In Südkorea zeigen Früherkennung und radikale Transparenz, dass der Kampf gegen das Coronavirus zu gewinnen ist. Ohne Abschottung.

Für das medizinische Personal ist auch die südkoreanische Strategie eine Herausforderung Foto: Kim Kyung-Hoon/reuters

PEKING taz | In Ostasien sind die Südkoreaner für ihre Ungeduld bekannt. „Bali bali“ nennen sie ihre spezifische Mentalität, im Land am Han-Fluss muss eben alles besonders „schnell schnell“ gehen. Selten stellt sich dieses Klischee als so wahr heraus wie beim Kampf gegen das Coronavirus: In nur 17 Tagen haben Südkoreas Behörden einen eigenen Virustest eingeführt und ein Netzwerk aus 96 Laboren ins Laufen gebracht, von denen die meisten rund um die Uhr arbeiten. „Schnell sein, transparent und präventiv“, beschreibt das Seouler Außenministerium die Strategie der Regierung.

Fast 7.800 Coronavirus-Infizierte sind in den offiziellen Zahlen gelistet. Damit ist Südkorea noch immer das nach Ansteckungen am viertstärksten Betroffene Land der Welt. Doch paradoxerweise ist die Statistik gerade aufgrund dieses hohen Werts als Erfolg zu deuten.

Im Gegensatz zu den meisten anderen Ländern, in denen nur Personen mit verdächtigen Symptomen getestet werden, wird in Südkorea grundsätzlich jeder auf das Virus überprüft, der engen Kontakt zu Infizierten hatte. Bei einer Bevölkerung von rund 50 Millionen haben sich bereits 220.000 Südkoreaner einem Gesundheitstest unterzogen, rund 20.000 sind es pro Woche.

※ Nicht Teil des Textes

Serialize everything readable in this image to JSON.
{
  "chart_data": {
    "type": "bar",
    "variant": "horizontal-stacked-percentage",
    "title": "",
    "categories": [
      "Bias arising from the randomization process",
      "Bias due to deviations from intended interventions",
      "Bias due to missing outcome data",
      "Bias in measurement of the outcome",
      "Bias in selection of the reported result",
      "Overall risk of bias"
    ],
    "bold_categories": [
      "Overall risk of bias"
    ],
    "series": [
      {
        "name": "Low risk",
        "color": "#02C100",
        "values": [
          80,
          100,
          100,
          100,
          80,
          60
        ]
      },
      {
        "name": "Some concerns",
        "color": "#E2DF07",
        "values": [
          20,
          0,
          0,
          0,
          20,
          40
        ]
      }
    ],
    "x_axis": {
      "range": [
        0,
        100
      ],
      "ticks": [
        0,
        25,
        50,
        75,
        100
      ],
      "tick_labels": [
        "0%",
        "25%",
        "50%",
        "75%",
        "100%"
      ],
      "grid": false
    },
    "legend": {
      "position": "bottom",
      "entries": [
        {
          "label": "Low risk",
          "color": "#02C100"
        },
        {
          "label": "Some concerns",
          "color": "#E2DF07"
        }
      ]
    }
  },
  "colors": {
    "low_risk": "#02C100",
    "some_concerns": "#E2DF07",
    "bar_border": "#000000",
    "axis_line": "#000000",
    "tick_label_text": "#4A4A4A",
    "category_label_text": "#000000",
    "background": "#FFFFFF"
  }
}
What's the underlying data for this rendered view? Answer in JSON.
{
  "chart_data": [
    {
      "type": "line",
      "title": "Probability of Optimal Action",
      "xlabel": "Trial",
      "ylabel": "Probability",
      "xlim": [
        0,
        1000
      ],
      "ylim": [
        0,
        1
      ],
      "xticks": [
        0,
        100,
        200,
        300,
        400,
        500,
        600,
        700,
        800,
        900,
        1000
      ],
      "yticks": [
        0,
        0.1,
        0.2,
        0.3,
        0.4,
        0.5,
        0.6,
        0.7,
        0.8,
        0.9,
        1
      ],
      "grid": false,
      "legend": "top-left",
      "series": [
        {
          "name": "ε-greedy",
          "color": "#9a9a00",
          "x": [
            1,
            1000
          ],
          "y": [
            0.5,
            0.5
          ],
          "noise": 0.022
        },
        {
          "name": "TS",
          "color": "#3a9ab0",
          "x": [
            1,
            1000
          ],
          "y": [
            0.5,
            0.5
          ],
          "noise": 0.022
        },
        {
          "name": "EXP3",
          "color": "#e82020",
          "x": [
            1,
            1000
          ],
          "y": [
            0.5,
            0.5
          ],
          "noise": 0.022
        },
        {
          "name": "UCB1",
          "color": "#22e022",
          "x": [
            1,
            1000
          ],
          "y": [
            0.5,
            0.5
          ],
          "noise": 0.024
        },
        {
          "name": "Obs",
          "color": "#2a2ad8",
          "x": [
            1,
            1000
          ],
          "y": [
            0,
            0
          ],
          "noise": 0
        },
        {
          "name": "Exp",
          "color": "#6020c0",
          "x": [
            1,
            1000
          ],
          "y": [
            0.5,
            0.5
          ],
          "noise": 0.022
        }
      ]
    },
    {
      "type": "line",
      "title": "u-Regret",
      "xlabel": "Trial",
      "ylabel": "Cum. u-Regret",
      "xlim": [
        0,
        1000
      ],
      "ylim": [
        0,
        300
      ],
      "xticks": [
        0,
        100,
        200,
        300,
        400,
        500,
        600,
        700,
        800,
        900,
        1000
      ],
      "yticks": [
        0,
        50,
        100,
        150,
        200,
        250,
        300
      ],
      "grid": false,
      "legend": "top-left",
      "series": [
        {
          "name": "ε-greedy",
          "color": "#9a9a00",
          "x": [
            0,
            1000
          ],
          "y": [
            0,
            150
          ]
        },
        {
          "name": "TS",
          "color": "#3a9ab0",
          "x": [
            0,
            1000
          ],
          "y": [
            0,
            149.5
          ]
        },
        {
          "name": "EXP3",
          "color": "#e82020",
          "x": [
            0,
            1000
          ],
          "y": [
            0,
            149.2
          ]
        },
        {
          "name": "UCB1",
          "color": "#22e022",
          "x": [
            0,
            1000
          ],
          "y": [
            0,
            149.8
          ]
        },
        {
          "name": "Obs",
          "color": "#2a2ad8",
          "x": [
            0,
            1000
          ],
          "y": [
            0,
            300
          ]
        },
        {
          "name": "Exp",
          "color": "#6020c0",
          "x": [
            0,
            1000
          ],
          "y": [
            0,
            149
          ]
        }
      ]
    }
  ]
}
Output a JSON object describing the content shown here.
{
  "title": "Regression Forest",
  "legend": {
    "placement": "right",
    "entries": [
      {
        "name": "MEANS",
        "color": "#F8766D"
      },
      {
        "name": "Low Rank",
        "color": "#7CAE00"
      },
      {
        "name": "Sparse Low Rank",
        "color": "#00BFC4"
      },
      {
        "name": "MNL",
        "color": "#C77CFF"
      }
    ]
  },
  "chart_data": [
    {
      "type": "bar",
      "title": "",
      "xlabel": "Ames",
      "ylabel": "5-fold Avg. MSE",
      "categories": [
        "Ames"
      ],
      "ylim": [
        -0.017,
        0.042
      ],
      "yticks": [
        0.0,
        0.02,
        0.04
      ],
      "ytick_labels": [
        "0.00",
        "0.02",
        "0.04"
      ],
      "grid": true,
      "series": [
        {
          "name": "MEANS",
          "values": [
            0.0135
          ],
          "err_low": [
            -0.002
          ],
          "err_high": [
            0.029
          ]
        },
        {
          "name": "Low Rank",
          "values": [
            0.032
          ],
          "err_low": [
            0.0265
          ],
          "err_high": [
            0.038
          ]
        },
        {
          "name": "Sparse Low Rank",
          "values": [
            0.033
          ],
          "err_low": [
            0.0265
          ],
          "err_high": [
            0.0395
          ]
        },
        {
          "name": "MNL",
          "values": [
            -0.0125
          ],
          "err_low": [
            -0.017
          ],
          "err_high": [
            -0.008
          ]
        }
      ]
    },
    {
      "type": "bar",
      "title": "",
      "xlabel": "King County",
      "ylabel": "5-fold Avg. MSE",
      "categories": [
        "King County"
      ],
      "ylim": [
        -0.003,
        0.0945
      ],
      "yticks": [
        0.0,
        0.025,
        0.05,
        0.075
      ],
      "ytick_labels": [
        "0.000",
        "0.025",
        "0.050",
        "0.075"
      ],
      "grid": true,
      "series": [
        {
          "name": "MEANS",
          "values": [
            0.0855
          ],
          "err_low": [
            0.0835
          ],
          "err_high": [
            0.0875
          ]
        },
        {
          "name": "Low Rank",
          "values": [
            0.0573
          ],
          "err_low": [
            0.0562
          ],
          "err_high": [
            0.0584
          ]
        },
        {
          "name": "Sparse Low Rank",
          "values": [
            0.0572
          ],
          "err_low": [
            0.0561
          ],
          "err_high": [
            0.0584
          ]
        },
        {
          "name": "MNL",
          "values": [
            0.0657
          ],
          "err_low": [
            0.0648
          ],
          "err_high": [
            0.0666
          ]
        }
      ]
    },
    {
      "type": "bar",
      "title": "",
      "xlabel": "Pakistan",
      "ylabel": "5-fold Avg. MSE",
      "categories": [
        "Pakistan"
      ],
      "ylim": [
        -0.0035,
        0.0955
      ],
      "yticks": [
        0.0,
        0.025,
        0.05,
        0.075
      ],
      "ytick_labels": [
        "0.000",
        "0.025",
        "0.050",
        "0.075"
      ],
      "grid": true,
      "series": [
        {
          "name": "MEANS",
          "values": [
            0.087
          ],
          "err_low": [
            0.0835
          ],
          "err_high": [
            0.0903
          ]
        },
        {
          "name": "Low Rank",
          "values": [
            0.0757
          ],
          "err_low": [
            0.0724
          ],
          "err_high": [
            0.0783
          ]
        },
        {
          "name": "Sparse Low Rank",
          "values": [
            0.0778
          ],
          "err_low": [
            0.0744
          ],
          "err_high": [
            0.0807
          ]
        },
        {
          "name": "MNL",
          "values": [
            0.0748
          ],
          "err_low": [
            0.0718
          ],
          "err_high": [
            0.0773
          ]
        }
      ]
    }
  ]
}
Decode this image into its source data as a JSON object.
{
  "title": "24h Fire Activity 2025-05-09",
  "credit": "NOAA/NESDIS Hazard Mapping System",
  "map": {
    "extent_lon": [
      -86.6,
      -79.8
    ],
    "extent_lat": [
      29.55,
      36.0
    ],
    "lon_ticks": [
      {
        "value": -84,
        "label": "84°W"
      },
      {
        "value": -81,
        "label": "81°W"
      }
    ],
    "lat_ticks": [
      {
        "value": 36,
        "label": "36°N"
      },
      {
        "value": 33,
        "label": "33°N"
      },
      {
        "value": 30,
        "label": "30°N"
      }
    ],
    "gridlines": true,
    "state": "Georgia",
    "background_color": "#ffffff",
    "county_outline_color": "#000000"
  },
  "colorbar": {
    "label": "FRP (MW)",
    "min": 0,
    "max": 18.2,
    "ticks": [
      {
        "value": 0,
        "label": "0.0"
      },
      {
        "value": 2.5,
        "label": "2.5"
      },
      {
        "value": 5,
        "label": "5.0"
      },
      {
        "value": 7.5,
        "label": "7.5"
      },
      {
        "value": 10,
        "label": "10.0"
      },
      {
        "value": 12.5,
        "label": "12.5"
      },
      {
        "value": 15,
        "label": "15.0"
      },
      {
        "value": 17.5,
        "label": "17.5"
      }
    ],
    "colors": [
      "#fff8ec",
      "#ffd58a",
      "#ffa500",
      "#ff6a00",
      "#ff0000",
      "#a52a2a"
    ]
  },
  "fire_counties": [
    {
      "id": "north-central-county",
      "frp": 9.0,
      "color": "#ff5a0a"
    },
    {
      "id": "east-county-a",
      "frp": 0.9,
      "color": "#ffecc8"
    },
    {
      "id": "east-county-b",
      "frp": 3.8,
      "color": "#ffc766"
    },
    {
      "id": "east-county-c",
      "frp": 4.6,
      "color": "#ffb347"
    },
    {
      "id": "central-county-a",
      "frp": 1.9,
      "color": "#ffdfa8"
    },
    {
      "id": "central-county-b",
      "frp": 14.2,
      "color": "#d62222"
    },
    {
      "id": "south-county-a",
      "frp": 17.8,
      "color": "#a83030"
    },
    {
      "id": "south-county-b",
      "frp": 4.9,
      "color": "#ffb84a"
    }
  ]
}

Bequeme und kostenlose Tests

Kein anderes Land hat ein so systematisches Früherkennungssystem aufgebaut. Zum Vergleich: Die USA haben zur selben Zeit nur knapp zehntausend Tests durchgeführt – bei einer mehr als sechsmal so großen Bevölkerung. Es ist davon auszugehen, dass die Dunkelziffer an Infizierten in den Vereinigten Staaten um ein Vielfaches höher ausfällt.

Die Gesundheitstests sind für Südkoreas Bevölkerung grundsätzlich kostenlos. Und extrem bequem: Als erstes Land hat Südkorea sogenannte „Drive Through“ Teststationen an viel befahrenen Straßen eingeführt. Dabei handelt es sich um provisorische Zelte mit mehreren Medizinern, die in von weniger als zehn Minuten eine Speichelprobe abnehmen, ohne dass der Fahrer überhaupt sein Auto verlassen muss.

Inzwischen sind mehr 50 solcher „Drive Throughs“ landesweit in Betrieb. Das systematische Testen bedeutet allerdings auch, dass die riesige Zahl an Personen mit nur milden oder gar keinen Symptomen überproportional von der Statistik erfasst wird. „Dies hat sich als zweischneidiges Schwert herausgestellt, weil die Zahl bestätigter Fällen in kurzer Zeit nach China die zweithöchste der Welt angestiegen ist“, heißt es vom Gesundheitsministeriums in Seoul.

Die Früherkennung mag zwar die Statistik ruinieren, rettet aber gleichzeitig Leben. Südkoreas landesweite Sterblichkeitsrate bei Corona liegt derzeit bei 0,77 Prozent – ein Bruchteil des globalen Durchschnitts von 3,4 Prozent. Rund zwei Drittel der Todesfälle sind männlich, auch wenn sich mit 62 Prozent deutlich mehr Frauen infiziert haben.

Die gefährdetste Gruppe bilden die über 80-Jährigen mit einer Sterblichkeitsrate von 7 Prozent. Bislang waren nur zwei der insgesamt 66 Virustoten jünger als 50 Jahre.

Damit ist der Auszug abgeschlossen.